Are Business Students Slacking Off?

And will liberal arts students pick up the slack?

By Shaun L. Turriff, Staff Writer

Recent debates in both regular media and academic circles suggest that business students simply do not work as hard or study as much as others in university and college programs.  These debates raise questions about the worth of a business degree in the job market and questions about the skills of students graduating from such degrees.

More broadly, these debates intersect with a growing concern for the future employment of Social Science, Liberal Arts, and Humanities graduates.

Institutions of higher education are beginning to recognize a need for non-academic jobs for these students.  With efforts to increase the overall potential employability of these students, increasing competition between those with business degrees and those with non-business degrees will only increase.

The New York Times recently ran an online debate entitled “Why Look Down on a Business Degree” concerning the value of business degrees. The debate centers on a new book entitled Academically Adrift: Limited Learning on College Campuses by Richard Arum and Josipa Roksa.

It casts doubts on the prowess of modern students, from all disciplines. Citing the new book, the Times claims that 45 per cent of students show no real progress “in critical thinking, analytical reasoning, and written communications during the first two years of college”. David Glenn elaborates these findings in his article “The Default Major: Skating Through B-School”, specifically dealing with the failures of the business degree.

PayScale, a compensation data website, places business degrees below philosophy and history at mid-career.
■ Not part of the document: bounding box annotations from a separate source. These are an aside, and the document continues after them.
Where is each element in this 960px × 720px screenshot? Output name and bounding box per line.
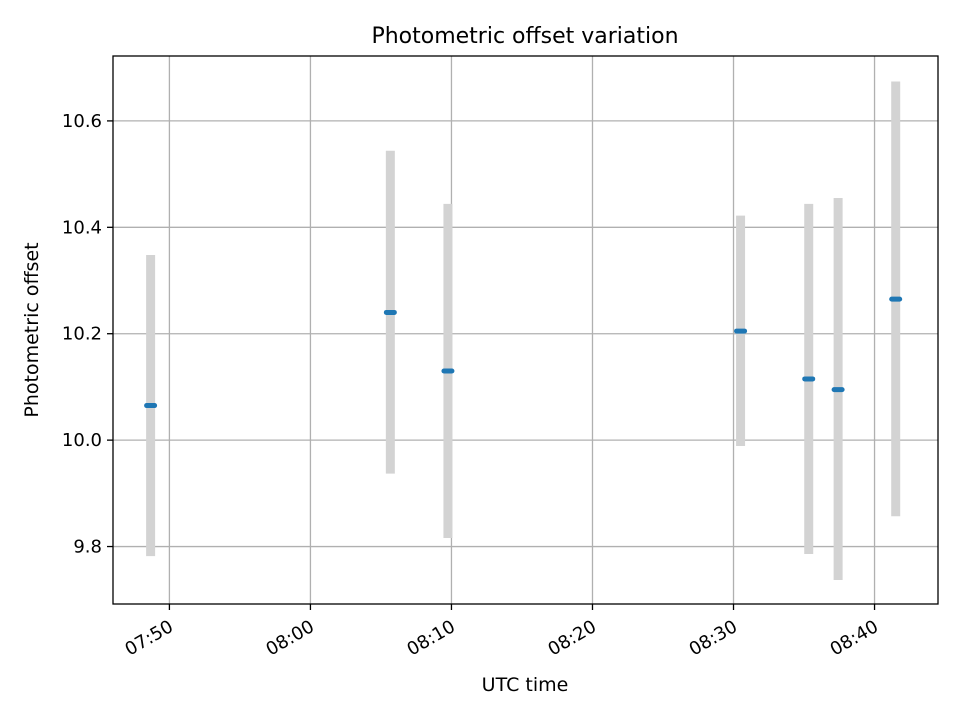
y-tick-label: 10.4	[62, 217, 102, 238]
y-tick-label: 10.6	[62, 111, 102, 132]
x-axis-label: UTC time	[482, 674, 569, 696]
y-tick-label: 10.2	[62, 324, 102, 345]
y-tick-label: 9.8	[73, 537, 102, 558]
grid	[113, 56, 938, 604]
chart-title: Photometric offset variation	[371, 24, 678, 49]
markers	[144, 296, 903, 409]
y-axis-ticks: 9.8 10.0 10.2 10.4 10.6	[62, 111, 113, 558]
y-axis-label: Photometric offset	[21, 242, 43, 417]
plot-frame	[112, 55, 939, 605]
y-tick-label: 10.0	[62, 430, 102, 451]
Lynn O’Shaughnessy, writing in the context of the Times online debate suggests that this revolves around the essential skills taught in different degrees: “Employers have repeatedly emphasized that they want to hire college graduates whose talents include writing”.

She claims writing is not generally an important part of the business degree. It is central to the liberal arts or social science degrees.
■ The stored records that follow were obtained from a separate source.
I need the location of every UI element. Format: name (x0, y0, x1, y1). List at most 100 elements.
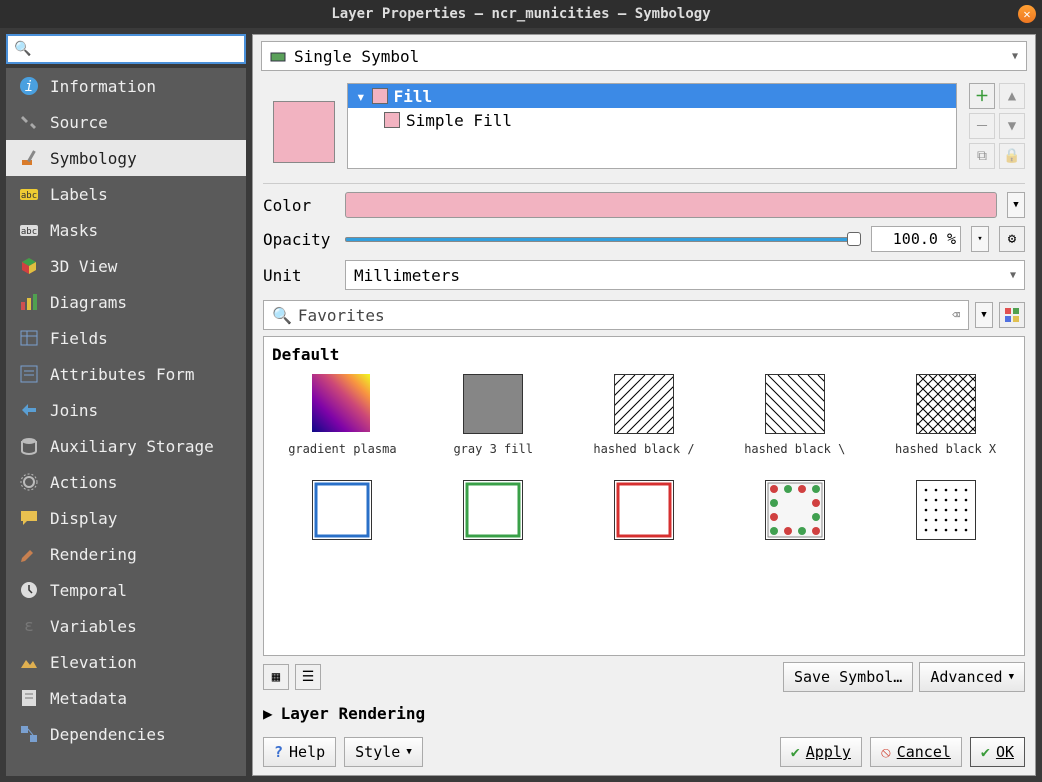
brush-icon (18, 147, 40, 169)
sidebar-item-3d-view[interactable]: 3D View (6, 248, 246, 284)
gallery-item[interactable]: hashed black / (574, 374, 715, 470)
data-defined-opacity-button[interactable]: ⚙ (999, 226, 1025, 252)
gallery-item[interactable] (724, 480, 865, 576)
list-view-button[interactable]: ☰ (295, 664, 321, 690)
sidebar-item-label: Attributes Form (50, 365, 195, 384)
clear-icon[interactable]: ⌫ (952, 308, 960, 323)
tip-icon (18, 507, 40, 529)
eps-icon: ε (18, 615, 40, 637)
move-down-button[interactable]: ▼ (999, 113, 1025, 139)
fields-icon (18, 327, 40, 349)
expand-icon: ▶ (263, 704, 273, 723)
sidebar-item-joins[interactable]: Joins (6, 392, 246, 428)
sidebar-item-label: Metadata (50, 689, 127, 708)
symbol-preview (273, 101, 335, 163)
favorites-filter-input[interactable]: 🔍 Favorites ⌫ (263, 300, 969, 330)
chevron-down-icon: ▼ (1012, 51, 1018, 62)
sidebar-item-label: Masks (50, 221, 98, 240)
opacity-value[interactable]: 100.0 % (871, 226, 961, 252)
help-button[interactable]: ?Help (263, 737, 336, 767)
sidebar-item-diagrams[interactable]: Diagrams (6, 284, 246, 320)
layer-rendering-header[interactable]: ▶ Layer Rendering (253, 698, 1035, 729)
sidebar-item-fields[interactable]: Fields (6, 320, 246, 356)
join-icon (18, 399, 40, 421)
svg-text:abc: abc (21, 191, 37, 201)
duplicate-button[interactable]: ⧉ (969, 143, 995, 169)
search-icon: 🔍 (272, 306, 292, 325)
gallery-item[interactable] (423, 480, 564, 576)
expand-icon: ▾ (356, 87, 366, 106)
sidebar-item-auxiliary-storage[interactable]: Auxiliary Storage (6, 428, 246, 464)
gallery-item[interactable] (272, 480, 413, 576)
add-layer-button[interactable]: ＋ (969, 83, 995, 109)
cancel-button[interactable]: ⦸Cancel (870, 737, 962, 767)
gallery-swatch (463, 374, 523, 434)
symbol-layer-tree[interactable]: ▾ Fill Simple Fill (347, 83, 957, 169)
icon-view-button[interactable]: ▦ (263, 664, 289, 690)
move-up-button[interactable]: ▲ (999, 83, 1025, 109)
renderer-type-select[interactable]: Single Symbol ▼ (261, 41, 1027, 71)
gallery-item[interactable]: hashed black X (875, 374, 1016, 470)
style-manager-button[interactable] (999, 302, 1025, 328)
gallery-item[interactable] (574, 480, 715, 576)
save-symbol-button[interactable]: Save Symbol… (783, 662, 913, 692)
gallery-swatch (312, 374, 372, 434)
gallery-item[interactable] (875, 480, 1016, 576)
simple-fill-label: Simple Fill (406, 111, 512, 130)
clock-icon (18, 579, 40, 601)
sidebar-item-metadata[interactable]: Metadata (6, 680, 246, 716)
sidebar-item-label: Temporal (50, 581, 127, 600)
gallery-swatch (614, 480, 674, 540)
sidebar-item-label: Variables (50, 617, 137, 636)
gallery-item[interactable]: gray 3 fill (423, 374, 564, 470)
sidebar-item-label: Dependencies (50, 725, 166, 744)
gallery-swatch (614, 374, 674, 434)
opacity-step-button[interactable]: ▾ (971, 226, 989, 252)
sidebar-item-rendering[interactable]: Rendering (6, 536, 246, 572)
favorites-tag-button[interactable]: ▼ (975, 302, 993, 328)
advanced-button[interactable]: Advanced▼ (919, 662, 1025, 692)
unit-select[interactable]: Millimeters ▼ (345, 260, 1025, 290)
ok-button[interactable]: ✔OK (970, 737, 1025, 767)
sidebar-item-label: 3D View (50, 257, 117, 276)
wrench-icon (18, 111, 40, 133)
abc-y-icon: abc (18, 183, 40, 205)
tree-row-fill[interactable]: ▾ Fill (348, 84, 956, 108)
abc-g-icon: abc (18, 219, 40, 241)
sidebar-item-attributes-form[interactable]: Attributes Form (6, 356, 246, 392)
tree-row-simple-fill[interactable]: Simple Fill (348, 108, 956, 132)
gallery-item[interactable]: hashed black \ (724, 374, 865, 470)
gallery-swatch (312, 480, 372, 540)
sidebar-item-actions[interactable]: Actions (6, 464, 246, 500)
sidebar-item-variables[interactable]: ε Variables (6, 608, 246, 644)
sidebar-item-labels[interactable]: abcLabels (6, 176, 246, 212)
lock-button[interactable]: 🔒 (999, 143, 1025, 169)
gallery-item[interactable]: gradient plasma (272, 374, 413, 470)
gear-icon (18, 471, 40, 493)
chevron-down-icon: ▼ (1010, 270, 1016, 281)
sidebar-search[interactable]: 🔍 (6, 34, 246, 64)
sidebar-item-masks[interactable]: abc Masks (6, 212, 246, 248)
color-menu-button[interactable]: ▼ (1007, 192, 1025, 218)
sidebar-item-label: Display (50, 509, 117, 528)
apply-button[interactable]: ✔Apply (780, 737, 862, 767)
sidebar-item-label: Auxiliary Storage (50, 437, 214, 456)
color-picker[interactable] (345, 192, 997, 218)
sidebar-item-information[interactable]: iInformation (6, 68, 246, 104)
sidebar-item-label: Fields (50, 329, 108, 348)
opacity-slider[interactable] (345, 228, 861, 250)
sidebar-item-source[interactable]: Source (6, 104, 246, 140)
simple-fill-swatch (384, 112, 400, 128)
sidebar-item-temporal[interactable]: Temporal (6, 572, 246, 608)
remove-layer-button[interactable]: － (969, 113, 995, 139)
sidebar-item-symbology[interactable]: Symbology (6, 140, 246, 176)
sidebar-item-elevation[interactable]: Elevation (6, 644, 246, 680)
sidebar-item-display[interactable]: Display (6, 500, 246, 536)
style-button[interactable]: Style▼ (344, 737, 423, 767)
sidebar-item-dependencies[interactable]: Dependencies (6, 716, 246, 752)
favorites-placeholder: Favorites (298, 306, 385, 325)
fill-label: Fill (394, 87, 433, 106)
close-button[interactable]: ✕ (1018, 5, 1036, 23)
sidebar-item-label: Information (50, 77, 156, 96)
symbol-gallery: Default gradient plasmagray 3 fillhashed… (263, 336, 1025, 656)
Inside Higher Ed suggest much the same thing: liberal arts graduates have the “communication skills and the ability to see the big picture that count” and suggests that local employers “hire the sharpest liberal arts grads and train them”. Glenn writes that businesses recognize these skills: “According to national surveys, they want to hire 22-year-olds who can write coherently, think creatively and analyze quantitative data, and they’re perfectly happy to hire English or biology majors”.

Leonard A. Schlesinger, president of Babson College, a business school in Massachusetts, is cited in the Times article as saying that practical business skills have a short life span as changes in technology, organizational structure and practice render them obsolete. Learning history and philosophy, though, can give students “contextual knowledge and reasoning skills that are indispensable for business students.”
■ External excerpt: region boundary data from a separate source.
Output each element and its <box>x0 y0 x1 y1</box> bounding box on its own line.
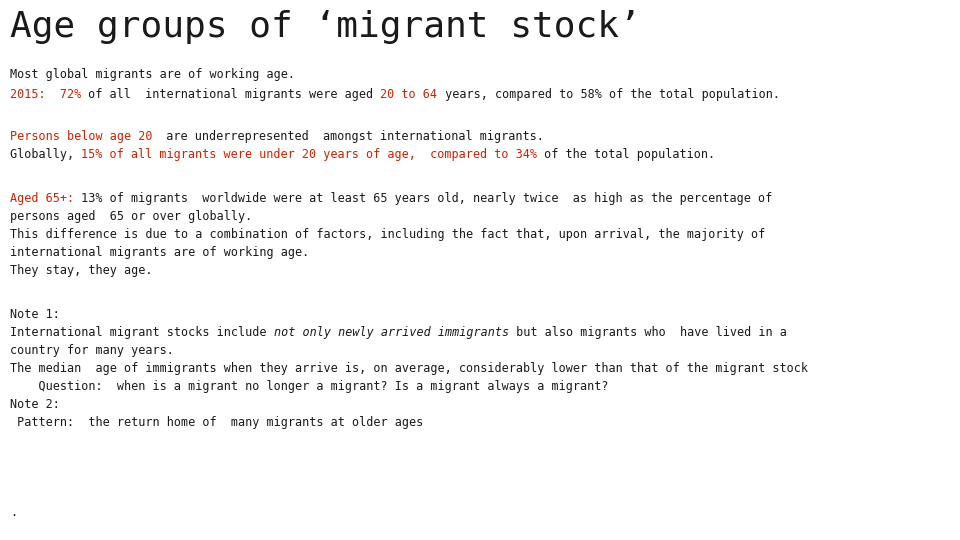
Text: international migrants are of working age.: international migrants are of working ag… <box>10 246 309 259</box>
Text: years, compared to 58% of the total population.: years, compared to 58% of the total popu… <box>438 88 780 101</box>
Text: International migrant stocks include: International migrant stocks include <box>10 326 274 339</box>
Text: .: . <box>10 506 17 519</box>
Text: This difference is due to a combination of factors, including the fact that, upo: This difference is due to a combination … <box>10 228 765 241</box>
Text: of the total population.: of the total population. <box>538 148 715 161</box>
Text: 15% of all migrants were under 20 years of age,  compared to 34%: 15% of all migrants were under 20 years … <box>82 148 538 161</box>
Text: Age groups of ‘migrant stock’: Age groups of ‘migrant stock’ <box>10 10 640 44</box>
Text: Question:  when is a migrant no longer a migrant? Is a migrant always a migrant?: Question: when is a migrant no longer a … <box>10 380 609 393</box>
Text: Globally,: Globally, <box>10 148 82 161</box>
Text: but also migrants who  have lived in a: but also migrants who have lived in a <box>509 326 786 339</box>
Text: Note 2:: Note 2: <box>10 398 60 411</box>
Text: of all  international migrants were aged: of all international migrants were aged <box>82 88 380 101</box>
Text: 20 to 64: 20 to 64 <box>380 88 438 101</box>
Text: are underrepresented  amongst international migrants.: are underrepresented amongst internation… <box>153 130 544 143</box>
Text: Aged 65+:: Aged 65+: <box>10 192 74 205</box>
Text: Persons below age 20: Persons below age 20 <box>10 130 153 143</box>
Text: not only newly arrived immigrants: not only newly arrived immigrants <box>274 326 509 339</box>
Text: Note 1:: Note 1: <box>10 308 60 321</box>
Text: Most global migrants are of working age.: Most global migrants are of working age. <box>10 68 295 81</box>
Text: persons aged  65 or over globally.: persons aged 65 or over globally. <box>10 210 252 223</box>
Text: Pattern:  the return home of  many migrants at older ages: Pattern: the return home of many migrant… <box>10 416 423 429</box>
Text: They stay, they age.: They stay, they age. <box>10 264 153 277</box>
Text: country for many years.: country for many years. <box>10 344 174 357</box>
Text: The median  age of immigrants when they arrive is, on average, considerably lowe: The median age of immigrants when they a… <box>10 362 808 375</box>
Text: 13% of migrants  worldwide were at least 65 years old, nearly twice  as high as : 13% of migrants worldwide were at least … <box>74 192 773 205</box>
Text: 2015:  72%: 2015: 72% <box>10 88 82 101</box>
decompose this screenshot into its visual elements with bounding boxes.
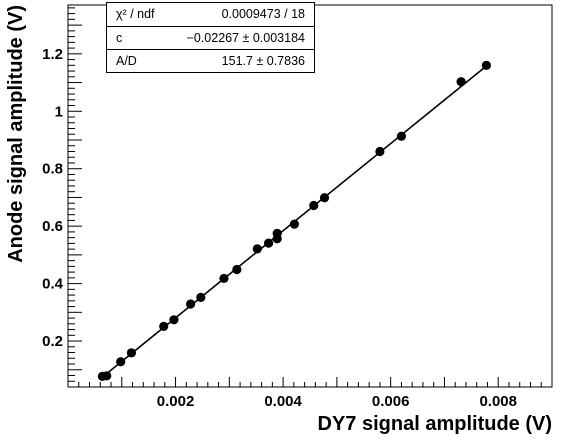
x-axis-title: DY7 signal amplitude (V) xyxy=(318,413,552,435)
axis-ticks xyxy=(67,7,553,387)
y-tick-label: 0.6 xyxy=(42,218,63,235)
data-points xyxy=(97,60,491,381)
y-tick-label: 1 xyxy=(55,103,63,120)
stats-name: c xyxy=(116,31,123,45)
y-tick-label: 1.2 xyxy=(42,46,63,63)
data-point xyxy=(396,131,407,141)
data-point xyxy=(481,60,491,70)
data-point xyxy=(289,219,300,229)
data-point xyxy=(196,292,206,302)
y-tick-label: 0.8 xyxy=(42,161,63,178)
stats-row-slope: A/D 151.7 ± 0.7836 xyxy=(107,49,314,73)
data-point xyxy=(319,193,330,203)
data-point xyxy=(102,371,112,381)
data-point xyxy=(232,264,242,275)
stats-value: 0.0009473 / 18 xyxy=(221,7,305,21)
tick-labels: 0.002 0.004 0.006 0.008 0.2 0.4 0.6 0.8 1 1.2 xyxy=(42,46,517,410)
data-point xyxy=(375,146,385,157)
y-tick-label: 0.4 xyxy=(42,276,64,293)
data-point xyxy=(272,228,282,238)
stats-name: A/D xyxy=(116,54,137,68)
data-point xyxy=(263,238,274,248)
data-point xyxy=(159,321,169,331)
stats-value: −0.02267 ± 0.003184 xyxy=(186,31,305,45)
x-tick-label: 0.006 xyxy=(372,393,410,410)
x-tick-label: 0.004 xyxy=(264,393,302,410)
fit-stats-box: χ² / ndf 0.0009473 / 18 c −0.02267 ± 0.0… xyxy=(106,2,315,73)
x-tick-label: 0.002 xyxy=(157,393,195,410)
stats-value: 151.7 ± 0.7836 xyxy=(221,54,305,68)
stats-row-chi2: χ² / ndf 0.0009473 / 18 xyxy=(107,3,314,26)
data-point xyxy=(116,357,126,367)
x-tick-label: 0.008 xyxy=(479,393,517,410)
y-axis-title: Anode signal amplitude (V) xyxy=(5,5,27,263)
stats-name: χ² / ndf xyxy=(116,7,155,21)
data-point xyxy=(309,200,319,211)
data-point xyxy=(126,348,137,358)
data-point xyxy=(252,244,262,254)
y-tick-label: 0.2 xyxy=(42,333,63,350)
stats-row-c: c −0.02267 ± 0.003184 xyxy=(107,26,314,50)
data-point xyxy=(169,315,179,325)
data-point xyxy=(219,273,229,284)
data-point xyxy=(186,299,196,309)
data-point xyxy=(456,77,466,87)
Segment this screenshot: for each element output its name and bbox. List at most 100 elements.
Glenn is careful to note that not all business degrees are created equal, a notion picked up in the Times online discussion. Some make real efforts to ensure that their students get the sort of well-rounded education available to liberal arts and social science students.

If as has been suggested, protectionist policies and a general movement away from globalization are in the cards, then people who can deal effectively with other cultures, such as graduates with social science or liberal arts degrees, will be even more important to the private sector.

Some universities are already attempting to better train graduates from non-business degrees for private sector or not-for-profit sector jobs. At the University of British Columbia, for instance, a program called Graduate Pathways to Success has been instituted to increase the potential of graduates from social science, humanities and arts degrees in the non-academic job market. The American Council of Learned Societies also has a new fellowship program to place humanities PhD’s in government agencies and nonprofit organizations to increase awareness of the skills of humanities-trained graduates.